Abstract
Background With the advent of precision medicine, pharmacogenomics data is becoming increasingly critical to patient care. These data describe the relationship between a particular variant in the genome and the response to a drug by the patient. As utilizing this kind of data becomes more integral to medical treatment decisions, appropriate storage and sharing of this data will be critical. A potential way of securely storing and sharing pharmacogenomics data is a smart contract with the Ethereum blockchain. This is an open-source blockchain platform for decentralized applications. A transaction-based, state machine, the “world” of Ethereum maintains user accounts and storage in a network state. Immutable pieces of code called “smart contracts” may be deployed to the Ethereum network and run on the Ethereum Virtual Machine when called by a user or other contract. The 2019 iDASH (Integrating Data for Analysis, Anonymization, and Sharing) competition for Secure Genome Analysis challenged participants to develop time- and space-efficient smart contracts to log and query gene-drug relationship data on the Ethereum blockchain.
Methods We designed a smart contract to store and query pharmacogenomics data (gene-drug interaction data) in Ethereum using an index-based, multi-mapping approach allowing for time and space efficient storage and query. Our solution to the IDASH competition ranked in the top three at a workshop held in Bloomington, IN in October 2019. Although our solution performed well in the challenge, we wanted to improve its scalability and query efficiency. To that end, we developed an alternate “fastQuery” solution that stores pooled rather than raw data, allowing for significantly improved query time for 0-AND queries, and constant query time for 1- and 2-AND queries.

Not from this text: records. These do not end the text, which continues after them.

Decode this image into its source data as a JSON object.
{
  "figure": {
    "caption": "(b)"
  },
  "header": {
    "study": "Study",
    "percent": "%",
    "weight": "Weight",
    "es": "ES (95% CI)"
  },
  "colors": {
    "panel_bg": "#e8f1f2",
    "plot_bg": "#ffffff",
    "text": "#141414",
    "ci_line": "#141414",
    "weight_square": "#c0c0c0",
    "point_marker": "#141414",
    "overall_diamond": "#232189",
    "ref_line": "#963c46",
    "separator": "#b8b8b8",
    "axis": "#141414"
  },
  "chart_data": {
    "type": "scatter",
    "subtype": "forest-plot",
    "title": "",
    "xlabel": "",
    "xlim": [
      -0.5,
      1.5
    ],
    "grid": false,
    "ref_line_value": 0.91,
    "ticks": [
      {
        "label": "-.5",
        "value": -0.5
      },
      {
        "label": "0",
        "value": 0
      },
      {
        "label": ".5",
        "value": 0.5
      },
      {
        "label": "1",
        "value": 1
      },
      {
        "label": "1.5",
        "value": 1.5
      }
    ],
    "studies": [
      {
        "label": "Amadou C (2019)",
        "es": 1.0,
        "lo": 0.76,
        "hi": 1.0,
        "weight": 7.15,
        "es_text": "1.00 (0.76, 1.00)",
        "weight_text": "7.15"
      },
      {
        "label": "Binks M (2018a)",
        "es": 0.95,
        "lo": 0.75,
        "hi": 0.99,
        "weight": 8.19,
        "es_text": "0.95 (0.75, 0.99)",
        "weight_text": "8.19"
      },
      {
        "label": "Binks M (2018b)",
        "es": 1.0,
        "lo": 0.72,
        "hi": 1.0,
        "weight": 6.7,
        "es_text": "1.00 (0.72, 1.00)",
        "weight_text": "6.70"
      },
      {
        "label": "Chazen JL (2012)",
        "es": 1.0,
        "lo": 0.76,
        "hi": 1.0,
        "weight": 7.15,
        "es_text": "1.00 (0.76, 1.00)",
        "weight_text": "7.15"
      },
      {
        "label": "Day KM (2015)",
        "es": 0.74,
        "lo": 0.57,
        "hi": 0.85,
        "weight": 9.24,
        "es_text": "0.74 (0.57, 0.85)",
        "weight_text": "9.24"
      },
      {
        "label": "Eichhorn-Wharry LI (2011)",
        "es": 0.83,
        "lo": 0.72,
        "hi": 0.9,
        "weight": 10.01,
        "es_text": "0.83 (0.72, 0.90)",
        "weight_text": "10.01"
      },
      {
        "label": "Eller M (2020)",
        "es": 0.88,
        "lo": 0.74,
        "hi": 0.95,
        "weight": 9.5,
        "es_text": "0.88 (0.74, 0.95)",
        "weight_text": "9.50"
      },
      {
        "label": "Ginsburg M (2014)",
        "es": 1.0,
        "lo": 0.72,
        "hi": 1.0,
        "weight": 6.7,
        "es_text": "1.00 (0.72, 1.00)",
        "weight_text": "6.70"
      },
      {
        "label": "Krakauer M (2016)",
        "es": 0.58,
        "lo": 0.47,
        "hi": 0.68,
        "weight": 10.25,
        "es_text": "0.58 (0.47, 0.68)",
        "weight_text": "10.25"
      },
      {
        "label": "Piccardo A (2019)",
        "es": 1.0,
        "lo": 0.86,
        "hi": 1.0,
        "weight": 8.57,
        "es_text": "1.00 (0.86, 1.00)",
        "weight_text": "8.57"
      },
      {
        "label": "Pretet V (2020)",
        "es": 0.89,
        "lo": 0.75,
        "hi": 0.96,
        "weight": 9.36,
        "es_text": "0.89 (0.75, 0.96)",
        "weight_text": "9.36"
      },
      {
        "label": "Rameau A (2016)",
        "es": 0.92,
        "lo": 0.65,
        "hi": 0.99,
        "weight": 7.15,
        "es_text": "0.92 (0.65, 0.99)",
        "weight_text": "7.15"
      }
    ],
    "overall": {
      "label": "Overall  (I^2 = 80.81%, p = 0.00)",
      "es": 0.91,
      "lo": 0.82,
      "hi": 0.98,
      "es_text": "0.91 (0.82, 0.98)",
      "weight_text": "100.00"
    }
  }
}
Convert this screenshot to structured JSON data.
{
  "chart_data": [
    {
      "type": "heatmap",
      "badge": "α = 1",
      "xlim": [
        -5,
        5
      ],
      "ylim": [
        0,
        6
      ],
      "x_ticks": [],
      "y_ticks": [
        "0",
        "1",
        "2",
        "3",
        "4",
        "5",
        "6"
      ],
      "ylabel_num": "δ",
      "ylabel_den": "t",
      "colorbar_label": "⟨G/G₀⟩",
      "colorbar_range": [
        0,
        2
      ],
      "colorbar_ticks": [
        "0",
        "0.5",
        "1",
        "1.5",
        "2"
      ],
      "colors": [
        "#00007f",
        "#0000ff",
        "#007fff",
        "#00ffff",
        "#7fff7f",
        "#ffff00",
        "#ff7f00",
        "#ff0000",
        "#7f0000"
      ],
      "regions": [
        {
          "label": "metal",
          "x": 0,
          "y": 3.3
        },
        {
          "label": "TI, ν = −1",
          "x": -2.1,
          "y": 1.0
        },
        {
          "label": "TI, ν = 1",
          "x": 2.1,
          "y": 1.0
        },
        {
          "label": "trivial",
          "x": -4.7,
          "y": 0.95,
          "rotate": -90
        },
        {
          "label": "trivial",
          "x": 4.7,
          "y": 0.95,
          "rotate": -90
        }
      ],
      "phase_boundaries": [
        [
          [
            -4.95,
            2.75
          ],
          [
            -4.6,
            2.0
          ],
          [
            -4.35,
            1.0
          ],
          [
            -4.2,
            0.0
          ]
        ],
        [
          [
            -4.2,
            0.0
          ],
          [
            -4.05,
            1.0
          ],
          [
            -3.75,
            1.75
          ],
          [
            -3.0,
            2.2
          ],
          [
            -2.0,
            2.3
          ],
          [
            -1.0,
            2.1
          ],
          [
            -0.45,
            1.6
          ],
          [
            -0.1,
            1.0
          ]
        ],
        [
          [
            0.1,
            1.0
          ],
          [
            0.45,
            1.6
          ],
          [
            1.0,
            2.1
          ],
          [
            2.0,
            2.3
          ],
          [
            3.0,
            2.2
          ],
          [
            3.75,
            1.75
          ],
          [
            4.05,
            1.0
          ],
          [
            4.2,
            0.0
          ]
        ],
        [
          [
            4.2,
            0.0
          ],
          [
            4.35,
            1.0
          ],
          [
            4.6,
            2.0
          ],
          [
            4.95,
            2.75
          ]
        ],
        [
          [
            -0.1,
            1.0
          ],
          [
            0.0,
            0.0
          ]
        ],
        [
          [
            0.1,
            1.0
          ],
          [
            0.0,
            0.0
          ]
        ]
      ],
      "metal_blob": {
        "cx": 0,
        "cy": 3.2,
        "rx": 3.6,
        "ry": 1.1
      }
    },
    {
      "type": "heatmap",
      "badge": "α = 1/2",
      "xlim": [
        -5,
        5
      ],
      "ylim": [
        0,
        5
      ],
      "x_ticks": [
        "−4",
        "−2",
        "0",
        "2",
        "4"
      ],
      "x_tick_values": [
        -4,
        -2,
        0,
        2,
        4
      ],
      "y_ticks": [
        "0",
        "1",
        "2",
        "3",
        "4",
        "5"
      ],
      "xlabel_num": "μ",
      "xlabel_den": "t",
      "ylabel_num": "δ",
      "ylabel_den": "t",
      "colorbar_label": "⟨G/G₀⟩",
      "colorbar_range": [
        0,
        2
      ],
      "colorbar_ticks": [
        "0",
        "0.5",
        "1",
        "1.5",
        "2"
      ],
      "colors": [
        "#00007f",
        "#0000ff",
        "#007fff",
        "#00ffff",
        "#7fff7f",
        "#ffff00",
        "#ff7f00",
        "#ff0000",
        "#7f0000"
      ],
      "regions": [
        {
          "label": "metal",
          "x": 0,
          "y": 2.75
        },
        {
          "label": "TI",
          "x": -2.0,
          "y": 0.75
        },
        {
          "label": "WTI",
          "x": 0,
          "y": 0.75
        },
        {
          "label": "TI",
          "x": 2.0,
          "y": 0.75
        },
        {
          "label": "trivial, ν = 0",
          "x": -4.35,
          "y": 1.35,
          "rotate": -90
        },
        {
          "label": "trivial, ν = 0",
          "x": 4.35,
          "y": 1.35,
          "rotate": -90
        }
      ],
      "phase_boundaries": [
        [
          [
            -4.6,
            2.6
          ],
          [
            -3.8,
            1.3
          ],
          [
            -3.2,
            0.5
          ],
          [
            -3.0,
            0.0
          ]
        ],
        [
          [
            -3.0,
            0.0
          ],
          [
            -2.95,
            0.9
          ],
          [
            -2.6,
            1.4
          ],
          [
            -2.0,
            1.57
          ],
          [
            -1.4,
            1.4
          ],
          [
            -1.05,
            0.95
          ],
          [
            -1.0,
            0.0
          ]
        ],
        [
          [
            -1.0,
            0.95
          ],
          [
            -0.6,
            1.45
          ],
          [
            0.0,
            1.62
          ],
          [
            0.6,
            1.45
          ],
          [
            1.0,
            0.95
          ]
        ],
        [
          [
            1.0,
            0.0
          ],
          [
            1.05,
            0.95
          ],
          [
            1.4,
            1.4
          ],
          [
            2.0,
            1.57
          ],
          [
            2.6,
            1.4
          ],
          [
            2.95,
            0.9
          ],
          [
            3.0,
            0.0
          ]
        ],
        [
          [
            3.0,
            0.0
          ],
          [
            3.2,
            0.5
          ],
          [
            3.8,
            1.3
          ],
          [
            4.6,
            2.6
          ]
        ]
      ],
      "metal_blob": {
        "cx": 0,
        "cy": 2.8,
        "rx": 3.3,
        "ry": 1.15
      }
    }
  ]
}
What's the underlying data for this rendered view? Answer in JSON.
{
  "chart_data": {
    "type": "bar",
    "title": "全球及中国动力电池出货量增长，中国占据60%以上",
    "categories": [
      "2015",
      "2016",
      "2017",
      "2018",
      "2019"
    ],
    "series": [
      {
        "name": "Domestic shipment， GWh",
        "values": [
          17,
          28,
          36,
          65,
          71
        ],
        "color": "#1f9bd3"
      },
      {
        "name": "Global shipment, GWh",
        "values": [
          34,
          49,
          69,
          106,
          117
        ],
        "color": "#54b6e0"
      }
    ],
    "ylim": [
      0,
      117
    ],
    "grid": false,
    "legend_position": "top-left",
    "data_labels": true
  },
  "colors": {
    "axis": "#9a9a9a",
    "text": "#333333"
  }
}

Results We tested the performance of both of our solutions in Truffle (v5.0.31) using datasets ranging from 100 to 1000 entries, and inserting data at 25, 50, 100, and 200 observations at a time. On a private, proof-of-authority test network, our challenge solution requires approximately 70 seconds, 500 MB of memory, and 80 MB of disk space to insert 1000 entries (200 at a time); and 400 ms and 5 MB of memory to query a two-AND query from 1000 entries. This solution exhibits constant memory for insertion and querying, and linear query time. Our alternate fastQuery solution requires approximately 60 seconds, 500 MB of memory, and 80 MB of disk space to insert 1000 entries (200 at a time); and 83 ms and 5 MB of memory to query a two-AND query from 1000 entries. This solution exhibits constant memory for insertion and querying, linear query time for 0-AND queries, and constant query time for 1- and 2-AND queries in a database of up to 1000 entries.
Conclusion In this study we showed that pharmacogenomics data can be stored and queried efficiently on the Ethereum blockchain. Our approach has the potential to be useful for a wide range of datasets in biomedical research; while we focused on gene-drug interaction data, our solution designs could be used to store a range of clinical trial data. Moreover, our solutions could be adapted to store and query data in any field where high-integrity data storage and efficient access is required.